Régis Labeaume n'entend pas se satisfaire d'un engagement des gouvernements supérieurs pour un nouvel immeuble de 400 millions $ à la condition d'obtenir les Jeux olympiques d'hiver.
«Moi, je n'embarque pas là-dedans. Lors des deux candidatures précédentes, on s'est retrouvés la "gueule sure" [amers]. Cette fois, si on n'obtient pas les Jeux, nous aurons au moins un nouvel amphithéâtre», a-t-il dit lors d'un entretien avec Le Soleil.
Le maire voit un avantage à construire un nouvel amphithéâtre avant que les bonzes du Comité international olympique décident du choix de la ville hôtesse des Jeux en 2022. «Ça montrera notre sérieux. Ça donnera plus de crédibilité à notre candidature», a-t-il affirmé.

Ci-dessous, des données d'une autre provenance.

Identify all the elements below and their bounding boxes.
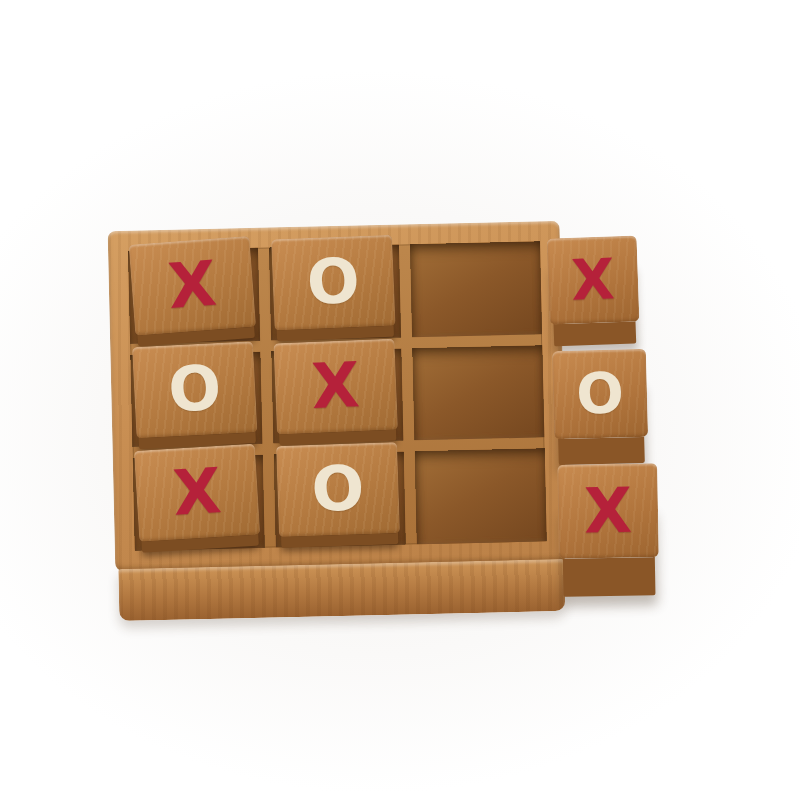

Le maire demeure confiant d'obtenir l'appui de Québec et d'Ottawa pour la construction d'un nouvel amphithéâtre. Un premier projet évaluait la participation des deux gouvernements à 175 millions $ chacun.
Le gouvernement Charest s'était engagé à investir 100 millions $ dans le projet d'amphithéâtre sans fermer la porte à une augmentation de sa mise. Du côté d'Ottawa, on attend de connaître le plan d'affaires de l'amphithéâtre qui est présentement en préparation avant de se prononcer.
Pas de presse
M. Labeaume ne semble pas pressé de déposer une candidature pour les Jeux olympiques malgré l'avis contraire du président du Comité olympique canadien, Marcel Aubut. «Je pensais qu'il [M. Aubut] avait dit qu'il fallait construire un amphithéâtre. On sait tout ça», a-t-il répondu en boutade, vendredi, au cours d'un point de presse au congrès de l'Union des municipalités du Québec, à une question sur la position de M. Aubut.
Le maire se donne jusqu'à la fin de la présente année comme échéance ultime pour déposer la candidature de la Ville et surtout, pour obtenir l'appui de Québec et d'Ottawa pour la construction d'un nouvel amphithéâtre.